Let's show that #m# exists when #f# is a general polynomial #p# of degree #n# and it's finite if and only if #n le 1#:

  • For #n = 0# we have #p(x)=c_0# and #m=lim_{x to +infty} [p(x)]/x=lim_{x to +infty} c_0/x=0# for all #c_0 in mathbb(R)#

  • For #n=1# we have #p(x)=c_0 + c_1 x# and #m=lim_{x to +infty} [p(x)]/x=lim_{x to +infty} [c_0+c_1 x]/x=lim_{x to +infty} [c_0/x+c_1]=c_1#, #forall c_0,c_1 in mathbb(R)#

  • For #n>1#, we get that
    #m=lim_{x to +infty} [p(x)]/x= lim_{x to +infty} [c_0+c_1 x+c_2 x^2 + ... + c_(n-1) x^(n-1) + c_n x^n]/x= lim_{x to +infty} ([c_0]/x+[c_1 x]/x+[c_2 x^2]/x + ... + [c_(n-1) x^(n-1)]/x + [c_n x^n]/x)= lim_{x to +infty} [c_1 +c_2 x + ... + c_(n-1) x^(n-2) + c_n x^(n-1)]# Now we can factor the polynomial in the following way: #lim_{x to +infty} c_n x^(n-1) [c_1/[ c_n x^(n-1)] +c_2/[c_n x^(n-2)] + ... + c_(n-1)/[c_n x] + 1]#
    All the denominators of the sum are positive powers of #x#, so their limit is zero and we get that #m=lim_{x to +infty} c_n x^(n-1) = pm infty# (signum depending on the signum of #c_n#, which can't be zero for the fact stated at the beginning).

So asymptotes can exist only for #n=0,1#, because in the other cases the limit that defines #m# diverges. We should check the condition that determines #q# for #n=0,1#.

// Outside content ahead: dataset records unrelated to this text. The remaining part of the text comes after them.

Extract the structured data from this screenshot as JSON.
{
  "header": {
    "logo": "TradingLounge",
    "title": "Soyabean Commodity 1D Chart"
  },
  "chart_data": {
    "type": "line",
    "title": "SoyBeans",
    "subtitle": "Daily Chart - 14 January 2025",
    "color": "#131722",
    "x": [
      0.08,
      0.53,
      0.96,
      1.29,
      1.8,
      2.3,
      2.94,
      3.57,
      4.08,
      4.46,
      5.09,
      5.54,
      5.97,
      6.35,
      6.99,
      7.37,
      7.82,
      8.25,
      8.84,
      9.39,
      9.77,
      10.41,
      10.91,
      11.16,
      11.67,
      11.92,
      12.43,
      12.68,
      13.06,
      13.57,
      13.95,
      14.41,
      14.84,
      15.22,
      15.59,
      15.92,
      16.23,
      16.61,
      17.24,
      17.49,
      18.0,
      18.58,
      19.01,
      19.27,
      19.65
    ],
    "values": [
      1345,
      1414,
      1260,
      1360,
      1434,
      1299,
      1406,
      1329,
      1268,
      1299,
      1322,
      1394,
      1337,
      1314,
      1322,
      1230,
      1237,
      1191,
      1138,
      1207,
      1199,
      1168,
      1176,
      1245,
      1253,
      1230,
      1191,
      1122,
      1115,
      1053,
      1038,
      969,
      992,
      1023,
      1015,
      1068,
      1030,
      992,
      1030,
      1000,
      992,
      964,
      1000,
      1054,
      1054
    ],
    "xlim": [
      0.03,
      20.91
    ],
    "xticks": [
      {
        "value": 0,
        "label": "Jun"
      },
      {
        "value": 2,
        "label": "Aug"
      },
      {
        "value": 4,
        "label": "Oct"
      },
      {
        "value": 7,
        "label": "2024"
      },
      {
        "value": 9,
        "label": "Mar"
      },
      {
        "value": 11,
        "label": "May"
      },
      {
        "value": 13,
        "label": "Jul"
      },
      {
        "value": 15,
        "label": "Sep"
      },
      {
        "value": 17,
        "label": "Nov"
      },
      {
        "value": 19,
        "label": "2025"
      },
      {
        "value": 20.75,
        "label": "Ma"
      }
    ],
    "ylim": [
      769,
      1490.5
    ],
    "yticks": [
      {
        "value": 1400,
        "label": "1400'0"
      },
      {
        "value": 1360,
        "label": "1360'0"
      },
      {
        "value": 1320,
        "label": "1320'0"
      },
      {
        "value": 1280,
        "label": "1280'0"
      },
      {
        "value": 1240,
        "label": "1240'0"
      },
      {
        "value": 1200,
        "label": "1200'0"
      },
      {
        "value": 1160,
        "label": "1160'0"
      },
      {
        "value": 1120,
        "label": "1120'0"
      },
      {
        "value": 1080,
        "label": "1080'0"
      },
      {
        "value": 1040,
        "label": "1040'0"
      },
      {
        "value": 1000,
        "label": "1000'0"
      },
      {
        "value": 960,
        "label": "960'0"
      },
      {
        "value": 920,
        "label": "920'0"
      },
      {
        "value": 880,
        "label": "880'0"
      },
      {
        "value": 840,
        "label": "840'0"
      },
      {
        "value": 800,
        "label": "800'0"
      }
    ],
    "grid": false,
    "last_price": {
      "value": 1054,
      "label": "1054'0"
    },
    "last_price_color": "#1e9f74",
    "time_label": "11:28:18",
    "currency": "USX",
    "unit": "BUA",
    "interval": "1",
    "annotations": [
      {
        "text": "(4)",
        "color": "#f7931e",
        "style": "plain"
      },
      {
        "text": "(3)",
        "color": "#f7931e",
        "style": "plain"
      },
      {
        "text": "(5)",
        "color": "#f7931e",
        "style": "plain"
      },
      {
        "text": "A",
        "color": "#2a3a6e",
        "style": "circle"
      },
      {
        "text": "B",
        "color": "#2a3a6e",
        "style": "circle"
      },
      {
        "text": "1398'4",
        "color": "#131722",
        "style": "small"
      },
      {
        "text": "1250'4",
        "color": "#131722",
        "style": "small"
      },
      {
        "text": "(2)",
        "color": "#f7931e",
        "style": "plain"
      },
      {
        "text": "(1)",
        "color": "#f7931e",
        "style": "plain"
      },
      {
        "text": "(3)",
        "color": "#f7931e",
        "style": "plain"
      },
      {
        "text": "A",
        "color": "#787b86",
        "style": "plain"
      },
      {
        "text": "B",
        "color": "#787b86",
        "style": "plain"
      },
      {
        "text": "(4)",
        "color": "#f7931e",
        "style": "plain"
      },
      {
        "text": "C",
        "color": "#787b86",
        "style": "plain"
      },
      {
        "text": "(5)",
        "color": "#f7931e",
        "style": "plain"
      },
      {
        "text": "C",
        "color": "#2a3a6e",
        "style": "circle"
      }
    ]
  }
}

  • For #n=0# we get #q=lim_{x to +infty} [p(x)-mx]=lim_{x to +infty} [c_0-0 x]=c_0#

  • For #n=1# we get #q=lim_{x to +infty} [p(x)-mx]=lim_{x to +infty} [c_0+c_1 x-c_1 x]=c_0#

This ends the proof and shows that the asymptotes at infinities exist if and only if the degree of the polynomial function is less or equal to 1. Their equations coincide with the equation of the function.